A top private school has been criticised and called "inadequate" at making sure children are protected from harm.
A damning report published by the Care Inspectorate Wales found "serious shortfalls" at Ruthin School, where pupils are "not appropriately safeguarded" and are "at risk of harm".
Leadership, accountability and a "lack of rigorous oversight" has been slammed at the £35,000-a-year- boarding school under principal, Toby Belfield. The CIW report highlighted a senior management culture that was both "controlling" and "autocratic".
'Pupils at risk of harm'
The report, which comes after unannounced safeguarding inspections following concerns, states: "We found a culture where there was a lack of robust challenge prevalent at all levels, with an autocratic and controlling management system in place. "
It says management systems were "not implemented effectively," staff morale was low and there was a "lack of confidence" among staff to report their concerns.
It states there has been a "failure" by the COM (Council of Management) to ensure staff follow a professional code of conduct that protects them and pupils at the school, which has "resulted in young people being placed at risk of harm".
Breach of human rights procedures
The school was also found to be in breach of discrimination and human rights procedures.

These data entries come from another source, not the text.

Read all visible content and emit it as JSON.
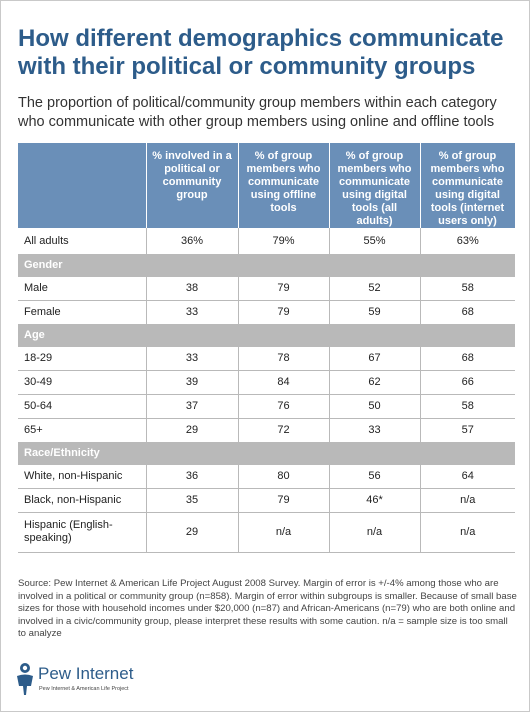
{
  "title": "How different demographics communicate with their political or community groups",
  "subtitle": "The proportion of political/community group members within each category who communicate with other group members using online and offline tools",
  "table": {
    "headers": [
      "",
      "% involved in a political or community group",
      "% of group members who communicate using offline tools",
      "% of group members who communicate using digital tools (all adults)",
      "% of group members who communicate using digital tools (internet users only)"
    ],
    "all_adults": {
      "label": "All adults",
      "values": [
        "36%",
        "79%",
        "55%",
        "63%"
      ]
    },
    "sections": [
      {
        "title": "Gender",
        "rows": [
          {
            "label": "Male",
            "values": [
              "38",
              "79",
              "52",
              "58"
            ]
          },
          {
            "label": "Female",
            "values": [
              "33",
              "79",
              "59",
              "68"
            ]
          }
        ]
      },
      {
        "title": "Age",
        "rows": [
          {
            "label": "18-29",
            "values": [
              "33",
              "78",
              "67",
              "68"
            ]
          },
          {
            "label": "30-49",
            "values": [
              "39",
              "84",
              "62",
              "66"
            ]
          },
          {
            "label": "50-64",
            "values": [
              "37",
              "76",
              "50",
              "58"
            ]
          },
          {
            "label": "65+",
            "values": [
              "29",
              "72",
              "33",
              "57"
            ]
          }
        ]
      },
      {
        "title": "Race/Ethnicity",
        "rows": [
          {
            "label": "White, non-Hispanic",
            "values": [
              "36",
              "80",
              "56",
              "64"
            ]
          },
          {
            "label": "Black, non-Hispanic",
            "values": [
              "35",
              "79",
              "46*",
              "n/a"
            ]
          },
          {
            "label": "Hispanic (English-speaking)",
            "values": [
              "29",
              "n/a",
              "n/a",
              "n/a"
            ]
          }
        ]
      }
    ]
  },
  "source": "Source: Pew Internet & American Life Project August 2008 Survey. Margin of error is +/-4% among those who are involved in a political or community group (n=858). Margin of error within subgroups is smaller. Because of small base sizes for those with household incomes under $20,000 (n=87) and African-Americans (n=79) who are both online and involved in a civic/community group, please interpret these results with some caution. n/a = sample size is too small to analyze",
  "logo": {
    "wordmark": "Pew Internet",
    "tagline": "Pew Internet & American Life Project",
    "icon": "pew-person-icon",
    "color": "#2d5c8a"
  },
  "colors": {
    "title": "#2d5c8a",
    "header_bg": "#6a8fb8",
    "section_bg": "#b9b9b9"
  }
}
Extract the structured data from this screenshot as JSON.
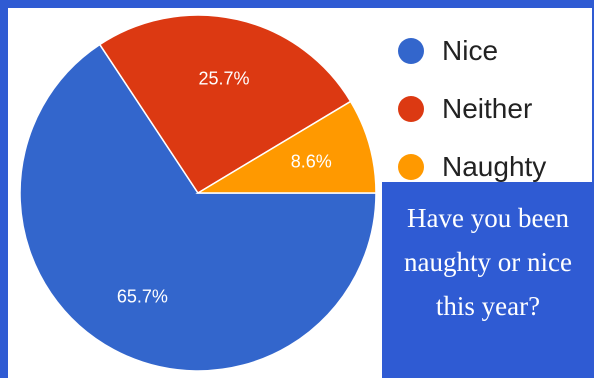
{
  "chart_data": {
    "type": "pie",
    "categories": [
      "Nice",
      "Neither",
      "Naughty"
    ],
    "values": [
      65.7,
      25.7,
      8.6
    ],
    "value_labels": [
      "65.7%",
      "25.7%",
      "8.6%"
    ],
    "colors": [
      "#3366cc",
      "#dc3912",
      "#ff9900"
    ],
    "legend_position": "right"
  },
  "legend": {
    "items": [
      {
        "label": "Nice",
        "color": "#3366cc"
      },
      {
        "label": "Neither",
        "color": "#dc3912"
      },
      {
        "label": "Naughty",
        "color": "#ff9900"
      }
    ]
  },
  "question": {
    "text": "Have you been naughty or nice this year?"
  },
  "colors": {
    "frame": "#2f5bd3",
    "background": "#ffffff",
    "label_text": "#ffffff"
  }
}
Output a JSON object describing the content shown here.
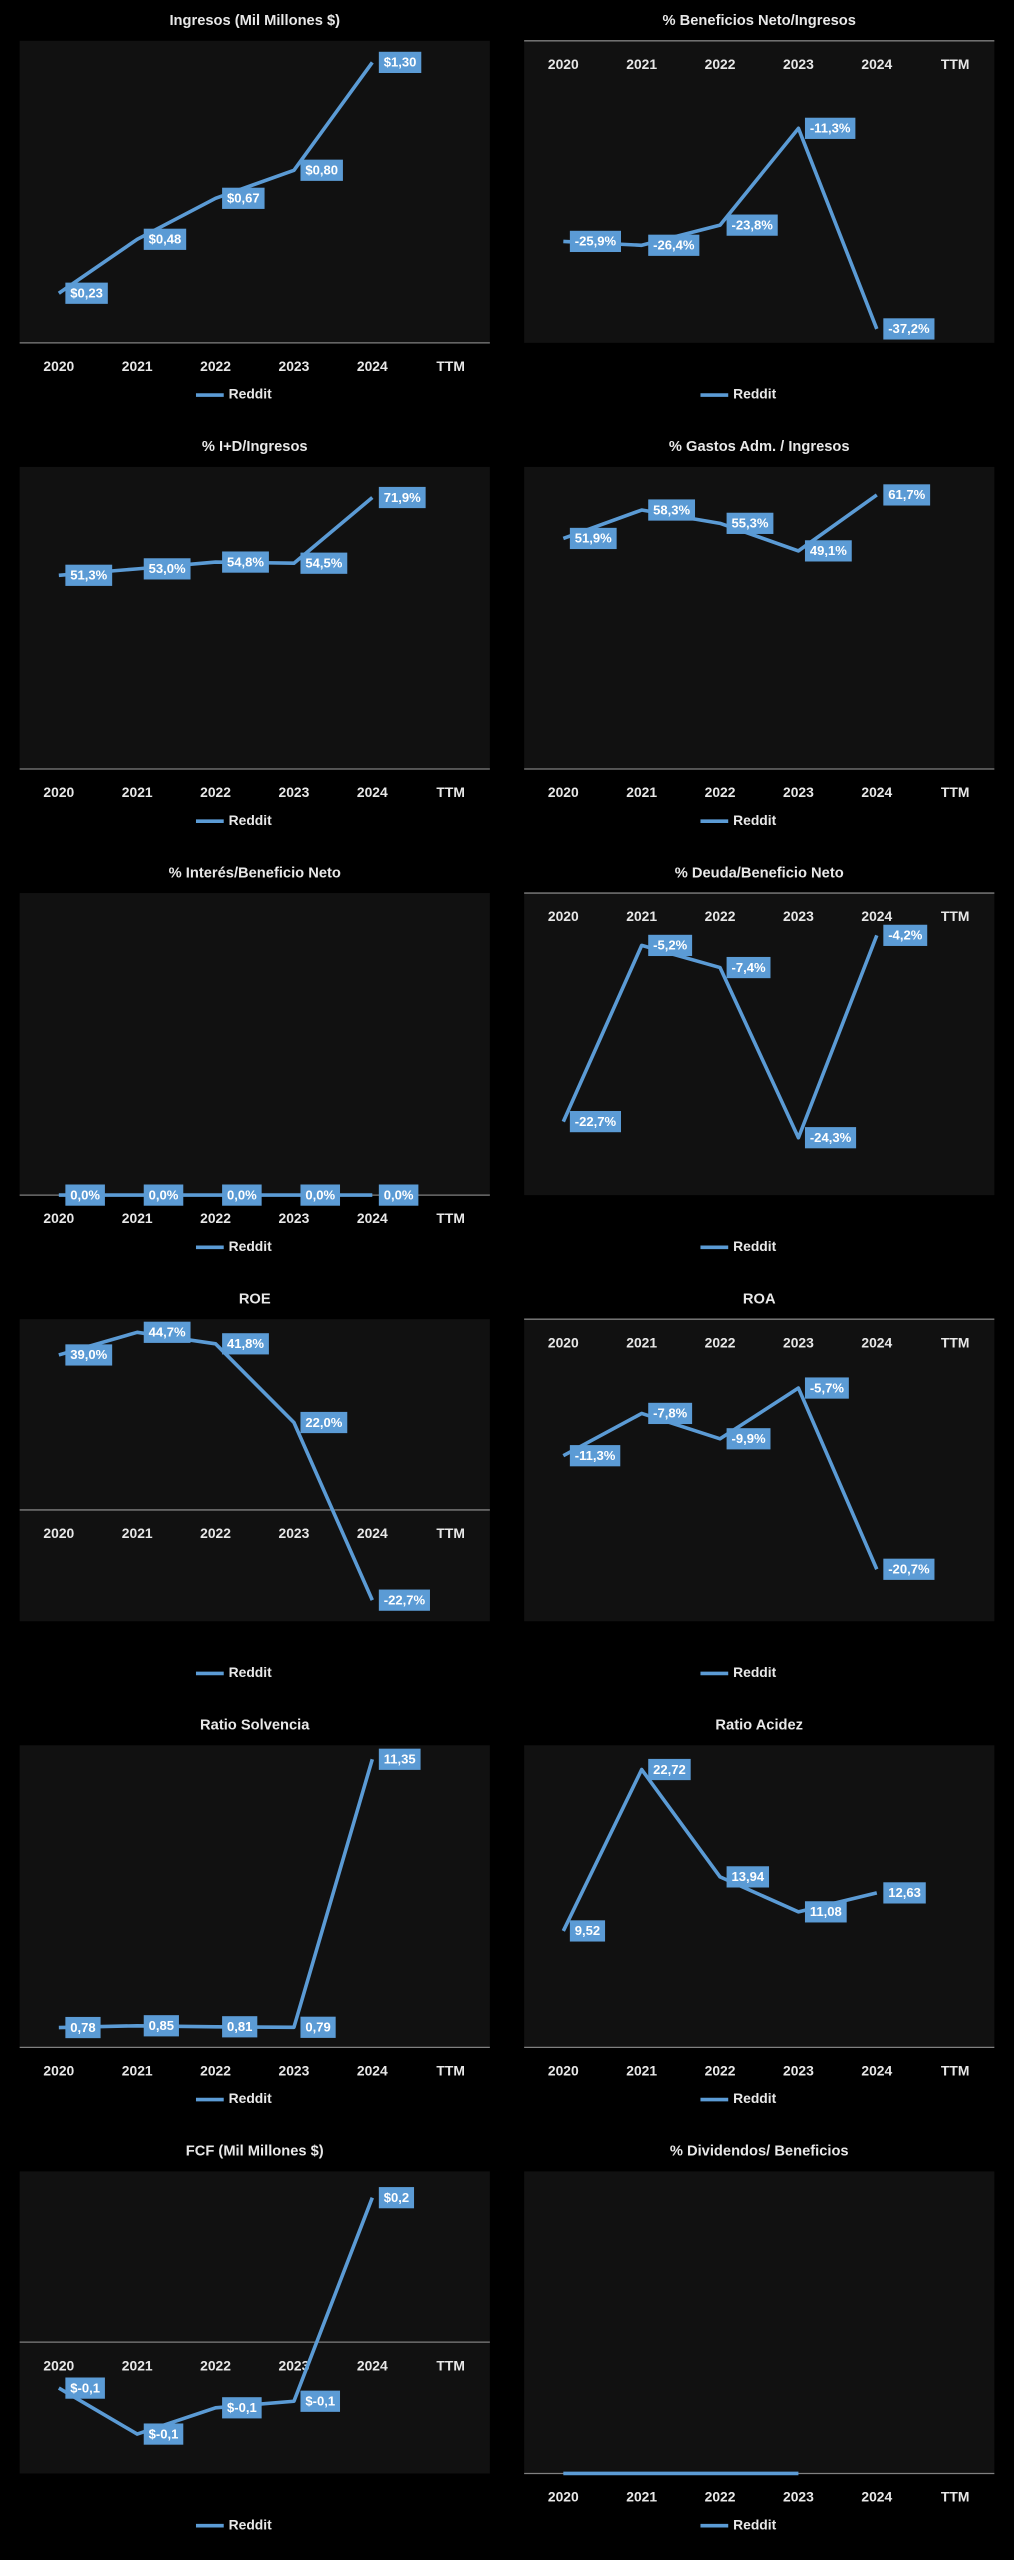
{
  "chart_data": [
    {
      "type": "line",
      "title": "Ingresos (Mil Millones $)",
      "categories": [
        "2020",
        "2021",
        "2022",
        "2023",
        "2024",
        "TTM"
      ],
      "series": [
        {
          "name": "Reddit",
          "color": "#5b9bd5",
          "values": [
            0.23,
            0.48,
            0.67,
            0.8,
            1.3,
            null
          ],
          "value_labels": [
            "$0,23",
            "$0,48",
            "$0,67",
            "$0,80",
            "$1,30",
            null
          ]
        }
      ],
      "ylim": [
        0,
        1.4
      ],
      "legend": "bottom"
    },
    {
      "type": "line",
      "title": "% Beneficios Neto/Ingresos",
      "categories": [
        "2020",
        "2021",
        "2022",
        "2023",
        "2024",
        "TTM"
      ],
      "series": [
        {
          "name": "Reddit",
          "color": "#5b9bd5",
          "values": [
            -25.9,
            -26.4,
            -23.8,
            -11.3,
            -37.2,
            null
          ],
          "value_labels": [
            "-25,9%",
            "-26,4%",
            "-23,8%",
            "-11,3%",
            "-37,2%",
            null
          ]
        }
      ],
      "ylim": [
        -39,
        0
      ],
      "legend": "bottom"
    },
    {
      "type": "line",
      "title": "% I+D/Ingresos",
      "categories": [
        "2020",
        "2021",
        "2022",
        "2023",
        "2024",
        "TTM"
      ],
      "series": [
        {
          "name": "Reddit",
          "color": "#5b9bd5",
          "values": [
            51.3,
            53.0,
            54.8,
            54.5,
            71.9,
            null
          ],
          "value_labels": [
            "51,3%",
            "53,0%",
            "54,8%",
            "54,5%",
            "71,9%",
            null
          ]
        }
      ],
      "ylim": [
        0,
        80
      ],
      "legend": "bottom"
    },
    {
      "type": "line",
      "title": "% Gastos Adm. / Ingresos",
      "categories": [
        "2020",
        "2021",
        "2022",
        "2023",
        "2024",
        "TTM"
      ],
      "series": [
        {
          "name": "Reddit",
          "color": "#5b9bd5",
          "values": [
            51.9,
            58.3,
            55.3,
            49.1,
            61.7,
            null
          ],
          "value_labels": [
            "51,9%",
            "58,3%",
            "55,3%",
            "49,1%",
            "61,7%",
            null
          ]
        }
      ],
      "ylim": [
        0,
        68
      ],
      "legend": "bottom"
    },
    {
      "type": "line",
      "title": "% Interés/Beneficio Neto",
      "categories": [
        "2020",
        "2021",
        "2022",
        "2023",
        "2024",
        "TTM"
      ],
      "series": [
        {
          "name": "Reddit",
          "color": "#5b9bd5",
          "values": [
            0,
            0,
            0,
            0,
            0,
            null
          ],
          "value_labels": [
            "0,0%",
            "0,0%",
            "0,0%",
            "0,0%",
            "0,0%",
            null
          ]
        }
      ],
      "ylim": [
        0,
        1
      ],
      "legend": "bottom"
    },
    {
      "type": "line",
      "title": "% Deuda/Beneficio Neto",
      "categories": [
        "2020",
        "2021",
        "2022",
        "2023",
        "2024",
        "TTM"
      ],
      "series": [
        {
          "name": "Reddit",
          "color": "#5b9bd5",
          "values": [
            -22.7,
            -5.2,
            -7.4,
            -24.3,
            -4.2,
            null
          ],
          "value_labels": [
            "-22,7%",
            "-5,2%",
            "-7,4%",
            "-24,3%",
            "-4,2%",
            null
          ]
        }
      ],
      "ylim": [
        -30,
        0
      ],
      "legend": "bottom"
    },
    {
      "type": "line",
      "title": "ROE",
      "categories": [
        "2020",
        "2021",
        "2022",
        "2023",
        "2024",
        "TTM"
      ],
      "series": [
        {
          "name": "Reddit",
          "color": "#5b9bd5",
          "values": [
            39.0,
            44.7,
            41.8,
            22.0,
            -22.7,
            null
          ],
          "value_labels": [
            "39,0%",
            "44,7%",
            "41,8%",
            "22,0%",
            "-22,7%",
            null
          ]
        }
      ],
      "ylim": [
        -28,
        48
      ],
      "legend": "bottom"
    },
    {
      "type": "line",
      "title": "ROA",
      "categories": [
        "2020",
        "2021",
        "2022",
        "2023",
        "2024",
        "TTM"
      ],
      "series": [
        {
          "name": "Reddit",
          "color": "#5b9bd5",
          "values": [
            -11.3,
            -7.8,
            -9.9,
            -5.7,
            -20.7,
            null
          ],
          "value_labels": [
            "-11,3%",
            "-7,8%",
            "-9,9%",
            "-5,7%",
            "-20,7%",
            null
          ]
        }
      ],
      "ylim": [
        -25,
        0
      ],
      "legend": "bottom"
    },
    {
      "type": "line",
      "title": "Ratio Solvencia",
      "categories": [
        "2020",
        "2021",
        "2022",
        "2023",
        "2024",
        "TTM"
      ],
      "series": [
        {
          "name": "Reddit",
          "color": "#5b9bd5",
          "values": [
            0.78,
            0.85,
            0.81,
            0.79,
            11.35,
            null
          ],
          "value_labels": [
            "0,78",
            "0,85",
            "0,81",
            "0,79",
            "11,35",
            null
          ]
        }
      ],
      "ylim": [
        0,
        11.9
      ],
      "legend": "bottom"
    },
    {
      "type": "line",
      "title": "Ratio Acidez",
      "categories": [
        "2020",
        "2021",
        "2022",
        "2023",
        "2024",
        "TTM"
      ],
      "series": [
        {
          "name": "Reddit",
          "color": "#5b9bd5",
          "values": [
            9.52,
            22.72,
            13.94,
            11.08,
            12.63,
            null
          ],
          "value_labels": [
            "9,52",
            "22,72",
            "13,94",
            "11,08",
            "12,63",
            null
          ]
        }
      ],
      "ylim": [
        0,
        24.7
      ],
      "legend": "bottom"
    },
    {
      "type": "line",
      "title": "FCF (Mil Millones $)",
      "categories": [
        "2020",
        "2021",
        "2022",
        "2023",
        "2024",
        "TTM"
      ],
      "series": [
        {
          "name": "Reddit",
          "color": "#5b9bd5",
          "values": [
            -0.07,
            -0.14,
            -0.1,
            -0.09,
            0.22,
            null
          ],
          "value_labels": [
            "$-0,1",
            "$-0,1",
            "$-0,1",
            "$-0,1",
            "$0,2",
            null
          ]
        }
      ],
      "ylim": [
        -0.2,
        0.26
      ],
      "legend": "bottom"
    },
    {
      "type": "line",
      "title": "% Dividendos/ Beneficios",
      "categories": [
        "2020",
        "2021",
        "2022",
        "2023",
        "2024",
        "TTM"
      ],
      "series": [
        {
          "name": "Reddit",
          "color": "#5b9bd5",
          "values": [
            0,
            0,
            0,
            0,
            null,
            null
          ]
        }
      ],
      "ylim": [
        0,
        1
      ],
      "legend": "bottom"
    }
  ]
}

The report said contrary to the Equality Act 2010, the school policy stated: “No boarder that has medicated mental health issues will be admitted to Ruthin School”…and…“If any current boarder visits a doctor and is diagnosed with mental health issues that requires a referral to a specialist psychiatrist, the boarder will be sent home to their parents”.
It said the school did have a counsellor but they had not visited or supported any young person at the school in the twelve months preceding the inspection, even though the need was "apparent" for such a service.
The report said: "We found that young people cannot be confident they are appropriately safeguarded and protected in a way that supports their overall wellbeing.
"The COM do not have robust enough processes in place to safeguard the emotional health and wellbeing of young people.
"The leadership, management and governance relating to safeguarding was found to be inadequate and as a result, young people were not fully protected."
The report adds: "Young people felt safe and secure and said there were appropriate responses to any allegations of bullying. We did not observe any concerns regarding behaviour management, but we were informed of an incident that did give concern regarding the ‘public' humiliation of a young person by a member of the school staff.
The report found there was a "sanction book" of serious incidents, but governance arrangements were "ineffective" and there was no review procedure to identify patterns or trends.
"Policies are discouraging young people from coming forward, accessing support in relation to their mental health in fear of losing their place at school or university. This is because, we found the policies and practices relating to their emotional health were inadequate and discriminatory."
The report concludes, "This inspection has found serious shortfalls in all these areas with the COM failing to carry out their areas of responsibilities effectively and have not ensured young people are appropriately safeguarded.
"The COM had not provided rigorous oversight in the implementation of policies and procedures and there was no evidence to support effective challenge of leaders at the school."
The CIW made a series of recommendations including reiterating previous recommendations they made during a safeguarding inspection in 2018 which were not addressed.
Toby Belfield sparked fury in 2015 when he claimed students with the Welsh language “forced upon them” will become “educationally weaker” than their English peers.
In 2017, the University of Cambridge maths graduate couldn't make the numbers add up and was looking to expel students to make room because the school was over subscribed.
Outlining a strict set of rules, he said he would kick out students after “carefully examining” their behaviour, "and wouldn't tolerate girls who "look like they are going to a nightclub", "pathetic" students pretending to be ill, or anyone who smoked or drank alcohol - even if of age.
He later came up with the solution of housing them in portable cabins.
In January 2018, the Daily Post reported how Mr Belfield warned pupils he would give them a "worse reference" for university if they are in a relationship because he "strongly disapproves" of pupils being involved with each other.
He quickly backtracked on his threats and said he would not "hamper students' chances" if they did have a girlfriend or boyfriend.
In response to the report, Ruthin School said: "The Council of Management at Ruthin School was already carrying out root and branch strategic review at the time of the inspection, and that work is continuing.
"We welcome the timely publication of the latest Care Inspectorate of Wales report, and are ensuring the observations and action points contained in it are fully addressed as part of our review.
“The work we are doing now will ensure the school’s governance and operational procedures continue to keep pace with modern requirements.”But Denbighshire Council said it still remains concerned.
"Heads must roll"
One Plaid Cymru politician said "heads must roll" over the findings.
Plaid Cymru AM for North Wales Llyr Gruffydd, said, "It’s been incredibly concerning to read of failings at Ruthin School.
“Those young people, many away from their parents for the first time, need and deserve proper safeguarding.
“This is the second report in a year following Denbighshire Council’s concerns about safeguarding issues.
"Senior management must now respond quickly to allay people’s concerns and that means taking decisive action against those who are responsible for the school’s running."